29 Orionis

Observation data Epoch J2000 Equinox ICRS
- Constellation: Orion
- Right ascension: 05^{h} 23^{m} 56.82768^{s}
- Declination: −07° 48′ 29.0332″
- Apparent magnitude (V): 4.13

Characteristics
- Spectral type: G8IIIFe-0.5
- U−B color index: +0.70
- B−V color index: +0.96

Astrometry
- Radial velocity (R_{v}): −17.68 km/s
- Proper motion (μ): RA: −14.82 mas/yr Dec.: −45.02 mas/yr
- Parallax (π): 20.73±0.17 mas
- Distance: 157 ± 1 ly (48.2 ± 0.4 pc)
- Absolute magnitude (M_{V}): 0.73

Details
- Mass: 1.82±0.08 M_{☉}
- Radius: 11.53±0.09 R_{☉}
- Luminosity: 70±1 L_{☉}
- Surface gravity (log g): 2.76±0.21 cgs
- Temperature: 4,920±20 K
- Metallicity [Fe/H]: −0.18±0.02 dex
- Rotational velocity (v sin i): 1.1 km/s
- Age: 1.42±0.12 Gyr
- Other designations: e Ori, 29 Ori, BD−07°1064, GC 6646, HD 35369, HIP 25247, HR 1784, SAO 132067

Database references
- SIMBAD: data

= 29 Orionis =

Aging giant star in the constellation of Orion

29 Orionis is a single star located around 157 light years away from the Sun in the equatorial constellation of Orion.
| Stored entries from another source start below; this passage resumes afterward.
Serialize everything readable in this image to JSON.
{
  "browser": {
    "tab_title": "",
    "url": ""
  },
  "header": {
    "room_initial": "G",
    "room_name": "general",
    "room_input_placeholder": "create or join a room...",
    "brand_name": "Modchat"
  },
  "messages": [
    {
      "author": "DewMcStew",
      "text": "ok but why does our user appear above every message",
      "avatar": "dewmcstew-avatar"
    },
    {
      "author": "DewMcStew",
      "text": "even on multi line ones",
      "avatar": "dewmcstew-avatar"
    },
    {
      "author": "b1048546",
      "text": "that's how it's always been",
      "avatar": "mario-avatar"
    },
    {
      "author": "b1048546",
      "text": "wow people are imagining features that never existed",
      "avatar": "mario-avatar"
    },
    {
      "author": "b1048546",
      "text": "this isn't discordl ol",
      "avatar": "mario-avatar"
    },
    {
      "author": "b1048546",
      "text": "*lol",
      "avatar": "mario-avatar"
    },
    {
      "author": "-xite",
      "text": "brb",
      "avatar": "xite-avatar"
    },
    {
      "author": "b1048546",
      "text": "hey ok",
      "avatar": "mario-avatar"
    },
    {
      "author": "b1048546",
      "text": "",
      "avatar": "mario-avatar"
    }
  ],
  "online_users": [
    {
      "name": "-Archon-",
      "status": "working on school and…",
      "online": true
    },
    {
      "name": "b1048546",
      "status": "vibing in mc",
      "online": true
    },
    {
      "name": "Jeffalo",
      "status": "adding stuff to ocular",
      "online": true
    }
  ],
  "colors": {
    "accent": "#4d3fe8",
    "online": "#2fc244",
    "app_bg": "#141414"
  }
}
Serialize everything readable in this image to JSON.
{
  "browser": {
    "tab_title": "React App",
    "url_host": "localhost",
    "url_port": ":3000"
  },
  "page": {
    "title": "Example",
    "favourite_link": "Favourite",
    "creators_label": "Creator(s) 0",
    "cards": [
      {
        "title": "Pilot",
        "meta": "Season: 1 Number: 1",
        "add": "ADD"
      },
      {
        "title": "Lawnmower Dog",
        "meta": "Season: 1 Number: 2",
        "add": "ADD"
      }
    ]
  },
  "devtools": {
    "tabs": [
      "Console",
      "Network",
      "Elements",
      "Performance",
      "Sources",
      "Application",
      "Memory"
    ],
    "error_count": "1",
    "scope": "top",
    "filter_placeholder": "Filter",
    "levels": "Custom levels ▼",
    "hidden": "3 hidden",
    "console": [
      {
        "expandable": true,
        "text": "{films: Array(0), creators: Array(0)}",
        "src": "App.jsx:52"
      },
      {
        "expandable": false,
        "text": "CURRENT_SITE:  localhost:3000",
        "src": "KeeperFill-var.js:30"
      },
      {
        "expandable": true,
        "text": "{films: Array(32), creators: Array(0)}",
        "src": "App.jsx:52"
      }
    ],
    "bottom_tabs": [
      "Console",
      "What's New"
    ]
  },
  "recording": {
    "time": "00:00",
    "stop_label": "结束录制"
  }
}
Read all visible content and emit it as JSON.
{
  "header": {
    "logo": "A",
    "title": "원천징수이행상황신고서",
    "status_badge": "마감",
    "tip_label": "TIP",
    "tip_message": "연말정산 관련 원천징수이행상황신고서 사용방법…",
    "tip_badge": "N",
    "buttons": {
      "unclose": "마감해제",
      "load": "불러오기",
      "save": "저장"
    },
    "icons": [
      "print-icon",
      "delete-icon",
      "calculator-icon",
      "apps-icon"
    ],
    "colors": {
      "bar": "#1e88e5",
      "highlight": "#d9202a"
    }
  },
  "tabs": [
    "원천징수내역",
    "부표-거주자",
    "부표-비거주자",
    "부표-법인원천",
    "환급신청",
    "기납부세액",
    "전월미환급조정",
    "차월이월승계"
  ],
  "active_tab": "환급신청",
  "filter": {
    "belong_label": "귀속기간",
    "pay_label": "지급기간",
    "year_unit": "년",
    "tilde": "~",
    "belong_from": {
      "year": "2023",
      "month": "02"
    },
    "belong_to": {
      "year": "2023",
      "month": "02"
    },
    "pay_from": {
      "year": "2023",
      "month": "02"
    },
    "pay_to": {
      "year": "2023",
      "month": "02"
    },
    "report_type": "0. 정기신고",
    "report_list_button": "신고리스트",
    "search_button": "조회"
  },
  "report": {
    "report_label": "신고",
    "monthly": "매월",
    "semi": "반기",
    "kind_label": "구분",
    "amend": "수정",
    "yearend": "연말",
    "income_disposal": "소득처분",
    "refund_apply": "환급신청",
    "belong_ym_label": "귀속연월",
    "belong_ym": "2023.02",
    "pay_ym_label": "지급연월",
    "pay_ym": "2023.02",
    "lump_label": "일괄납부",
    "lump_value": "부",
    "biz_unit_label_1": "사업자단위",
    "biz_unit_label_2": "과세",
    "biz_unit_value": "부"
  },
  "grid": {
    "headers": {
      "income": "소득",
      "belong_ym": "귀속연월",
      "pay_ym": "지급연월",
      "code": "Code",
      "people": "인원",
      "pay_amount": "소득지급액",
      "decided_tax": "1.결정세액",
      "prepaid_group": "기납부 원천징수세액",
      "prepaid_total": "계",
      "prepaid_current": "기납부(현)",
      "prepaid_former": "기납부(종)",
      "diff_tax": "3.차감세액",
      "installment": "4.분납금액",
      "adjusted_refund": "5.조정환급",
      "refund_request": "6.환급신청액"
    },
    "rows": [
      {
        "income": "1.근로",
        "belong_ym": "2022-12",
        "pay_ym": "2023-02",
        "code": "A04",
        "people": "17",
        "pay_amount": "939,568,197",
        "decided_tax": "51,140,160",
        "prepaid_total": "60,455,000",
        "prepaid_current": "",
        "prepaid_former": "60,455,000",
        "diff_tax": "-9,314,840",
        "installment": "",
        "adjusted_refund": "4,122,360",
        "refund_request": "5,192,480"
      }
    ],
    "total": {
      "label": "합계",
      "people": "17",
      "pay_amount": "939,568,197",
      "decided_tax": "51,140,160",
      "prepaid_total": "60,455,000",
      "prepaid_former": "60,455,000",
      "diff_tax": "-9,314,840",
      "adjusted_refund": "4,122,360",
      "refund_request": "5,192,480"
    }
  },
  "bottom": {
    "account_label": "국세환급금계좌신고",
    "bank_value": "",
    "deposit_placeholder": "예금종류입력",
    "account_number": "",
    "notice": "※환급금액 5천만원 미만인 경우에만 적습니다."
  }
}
In Bayer's Uranometria, this star is one of two stars (the other being Upsilon Orionis) marking the top of Orion's right boot. It has the Bayer designation e Orionis, while 29 Orionis is the Flamsteed designation. This object is visible to the naked eye as a faint, yellow-hued point of light with an apparent visual magnitude of 4.13. It is moving closer to the Earth with a heliocentric radial velocity of -18 km/s.

This is an aging giant star with a stellar classification of G8IIIFe-0.5, having exhausted the supply of hydrogen at its core and evolved away from the main sequence. The suffix notation indicates a mild underabundance of iron in the spectrum. It is a red clump giant, which means it is on the horizontal branch and is generating energy through helium fusion at its core. The star is 1.42 billion years old, has 1.82 times the mass of the Sun and has expanded to 11.53 times the Sun's radius. It is radiating 70 times the Sun's luminosity from its enlarged photosphere at an effective temperature of 4,920 K.